Underlining the importance of job creation in industry and services for overall prosperity of the nation, Vice chairman of NITI Aayog, Arvind Panagariya today said that in the longer run, the potential of agriculture to bring prosperity to a vast population remains limited.
Sharing his iews with the people in his first blog post published on the newly launched website of NITI Aayog, he said, “There can be little disagreement that the fastest relief to the poor in India would come from productivity growth in agriculture.”
“This is where nearly half of the workforce is employed. With the share of agriculture in the GDP at about 15 percent now, this half of the workforce is also significantly poorer than the other half, employed in industry and services,” the Vice Chairman said.
Panagariya pointed out that over long periods, experiences such as that of Madhya Pradesh during 2011-12 to 2013-14 whereby agriculture grew in excess of 20 percent annually are rare.
In the recorded Indian history, the fastest that agriculture has grown nationally over a continuous ten-year period has been under 5 percent.
“Put another way, in countries experiencing growth rates of 6 percent or more over long periods, overwhelmingly, industry and services have grown substantially faster than agriculture,” he said.
According to him, it is in this context that the creation of good jobs in industry and services is critically important. Unless workers have the opportunity to migrate to better paid jobs in these sectors, they will be unable to fully share in the prosperity experienced by a fast-growing economy. Thus, for example, prosperity was widely shared in South Korea and Taiwan during the 1960s and 1970s because workers in agriculture could migrate to good jobs in industry and services.
Indian farmers and their children recognize the superior prospects that faster-growing industry and services can potentially offer. According to a recent survey conducted by the NGO Lokniti, 62 percent of all farmers say that they would quit farming if they could get a job in the city. As for their children, 76 percent say that they would like to take a profession other than farming.
It is in recognition of these aspirations that while reorienting public investment in agriculture toward productivity-enhancing items such as micro irrigation, soil cards, effective extension services and improved seeds, the government has paid special attention to creating jobs in industry and services.
The Vice Chairman said that a common fear aired in the media is that the expansion of industry and services would divert land away from agriculture thereby undermining food security. Accelerated growth over the last fifteen years facilitated by the 1 percentage point increase in non-agricultural use of land has produced more gains in per-capita income and poverty reduction than what had been achieved over the entire fifty preceding years.

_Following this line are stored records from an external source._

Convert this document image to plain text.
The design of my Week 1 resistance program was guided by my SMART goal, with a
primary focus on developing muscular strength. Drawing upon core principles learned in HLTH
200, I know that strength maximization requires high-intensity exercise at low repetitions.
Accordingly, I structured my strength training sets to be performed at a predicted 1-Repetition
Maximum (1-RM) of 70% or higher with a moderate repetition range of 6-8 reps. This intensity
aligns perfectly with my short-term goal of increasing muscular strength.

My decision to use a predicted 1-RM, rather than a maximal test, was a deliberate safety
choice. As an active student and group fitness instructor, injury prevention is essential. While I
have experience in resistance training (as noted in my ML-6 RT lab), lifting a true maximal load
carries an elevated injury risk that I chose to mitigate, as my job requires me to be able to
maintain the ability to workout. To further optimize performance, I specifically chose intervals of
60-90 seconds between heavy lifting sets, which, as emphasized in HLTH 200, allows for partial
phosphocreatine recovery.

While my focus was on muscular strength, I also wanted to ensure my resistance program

Of course, even this 1 percentage point increase did not come at the expense of agriculture, Panagariya argued. “There remains much scope for further output increase through the extension of the Green Revolution to eastern states and rain-fed regions,” he emphasised.
Agricultural growth and the expansion of good jobs in industry and services can go hand-in-hand to bring rapid elimination of poverty and shared prosperity for all, Panagariya concluded.